“Is this unusual?”
Issa makes a face but says nothing, and Jessica acts like she’s thinking it over before finally responding, “For child abusers, yes.”
I’m saved from having to respond by Issa’s phone going off again. She turns it over then points the screen at me, showing an address. “Guess that means it’s showtime.”
“What if I don’t wanna leave the fort yet,” I whine, truly not sure if I want to learn anything more about this stranger who gave birth to me. Maybe I don’t need to know. Maybe I’m better off not knowing.
“We’ll stay in this fort all day if you want,” Issa answers.
I smile even though I know this isn’t a real option. Ren and Declan have gone to significant effort to locate her, which means then making them wait would be inconsiderate and rude. Not that I believe either of them would care or give me a hard time about it.
I also realize that the longer I put it off, the more difficult it’ll become to face it. So, I sigh dramatically, shake the makeshift blanket cloak off my head and onto the floor. “Alright, I’m ready. Where we going?”
Issa taps the address, squints at her screen. “Why is this address the damn airport?”
My stomach drops, and I have an urge to wrap myself back in my blanket cloak and hunker down in my blanket fort forever. Issa and Jessica are both watching me, so I focus on my breathing, relieved when my heart rates slows, and I respond, my voice steady, “What better place for it to end, than at the beginning.”
They don’t ask me to explain any further, each scurrying out from under the blanket. I follow suit, crawling out that narrowing opening and dragging myself to my feet. Jessica moves to pull the blanket off the chair and I put a hand on her arm, stopping her. “Leave it.”
“Really?”
“Yeah,” I respond with a short laugh. “I may need it later.”
She smiles and wraps an arm around my shoulders as we walk toward the door. Issa walks out ahead of us, and I pause, allowing Jessica to go ahead of me.
Glancing back at the fort of blankets, I smile.
Relieved that I’m not alone anymore.
40
INTO THE DARK
CASSIDY
Issa drivesout on the tarmac stopping in front of a small private jet. I get out of the car and walk toward the stairs only to find my father standing at the bottom of them. "What are you doing here?"
"Did you think I would let you face this alone?"
Suddenly overwhelmed by emotion, I press my lips together, shake my head as I take in a few calming inhalations through my nose. Then I clear my throat. "Where are we going?"
"Back to the beginning."
Even though I assumed this, I still take a small step backward, the butterflies in my stomach suddenly turning into a ball of painful nerves. My father steps closer, drawing me into his embrace, and after a moment I relax, pressing my face against his shoulder. Familiarity envelops me, the firm pressure of his palms along my back soothes me. He lowers his head and he whispers, "I got you, princess."

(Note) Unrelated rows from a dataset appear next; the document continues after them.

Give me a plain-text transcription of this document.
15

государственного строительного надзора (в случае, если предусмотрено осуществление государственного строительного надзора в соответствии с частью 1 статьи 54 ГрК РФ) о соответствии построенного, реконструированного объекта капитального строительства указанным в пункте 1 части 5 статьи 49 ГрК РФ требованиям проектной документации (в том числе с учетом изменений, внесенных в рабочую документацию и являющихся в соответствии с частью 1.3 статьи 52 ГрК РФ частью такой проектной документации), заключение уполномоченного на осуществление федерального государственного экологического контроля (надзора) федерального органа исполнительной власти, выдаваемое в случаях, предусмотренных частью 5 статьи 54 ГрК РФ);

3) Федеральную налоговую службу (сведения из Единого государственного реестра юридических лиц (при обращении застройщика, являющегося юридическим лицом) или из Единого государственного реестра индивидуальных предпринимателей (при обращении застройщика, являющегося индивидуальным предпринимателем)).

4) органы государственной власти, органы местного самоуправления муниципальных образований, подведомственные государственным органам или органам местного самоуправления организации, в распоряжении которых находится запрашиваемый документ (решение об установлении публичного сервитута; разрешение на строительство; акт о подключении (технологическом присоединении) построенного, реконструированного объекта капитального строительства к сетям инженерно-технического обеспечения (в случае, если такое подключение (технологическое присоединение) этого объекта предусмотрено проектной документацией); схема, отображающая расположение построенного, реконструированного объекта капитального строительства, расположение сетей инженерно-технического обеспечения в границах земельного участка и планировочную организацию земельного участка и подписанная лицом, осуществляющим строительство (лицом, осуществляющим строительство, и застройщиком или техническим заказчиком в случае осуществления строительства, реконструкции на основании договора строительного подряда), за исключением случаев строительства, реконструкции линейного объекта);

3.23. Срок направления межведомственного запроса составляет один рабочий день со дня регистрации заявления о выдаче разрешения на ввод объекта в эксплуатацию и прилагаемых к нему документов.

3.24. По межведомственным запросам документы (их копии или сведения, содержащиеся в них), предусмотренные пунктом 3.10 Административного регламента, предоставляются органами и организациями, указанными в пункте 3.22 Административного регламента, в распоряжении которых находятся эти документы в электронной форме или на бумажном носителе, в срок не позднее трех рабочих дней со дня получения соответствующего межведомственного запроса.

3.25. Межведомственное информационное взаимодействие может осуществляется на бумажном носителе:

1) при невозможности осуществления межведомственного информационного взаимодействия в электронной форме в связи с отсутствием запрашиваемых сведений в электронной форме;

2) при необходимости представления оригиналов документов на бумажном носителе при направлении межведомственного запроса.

A sob breaks free, immediately followed by a rush of tears only meant for the safety and security of a loving parent'sembrace. It pours out of me like poison, decades of fear and heartbreak, it all spills over like a violent storm that can no longer be contained.
My father holds on, an impenetrable fortress holding me steady. And then there's warmth at my back, arms overlapping, cocooning me in a new kind of security. Family by blood, and family found.
I allow myself to free fall, dragged down by that plummeting anchor of despair. I rest there at the bottom, wrestling with demons born of childhood until, exhausted, I slowly begin to rise back up. A calm equilibrium where chaos can no longer touch me.
As if sensing the shift, Issa and Jessica step back. My father eases his hold on me, his hands moving to my upper arms where he gently sets me away from him, lowing his head so he can look me in the face. "You don't have to do this."
Sniffling, I manage to nod while I attempt to form words. I take the tissues that are suddenly under my nose with a watery smile and then, after doing my best to clean myself up I finally say, "Yes, I do."
My father continues to study my face and after a moment he says, "But it doesn't have to be there."
I lift my chin, straighten my shoulders so I'm standing tall. "Yes. It does."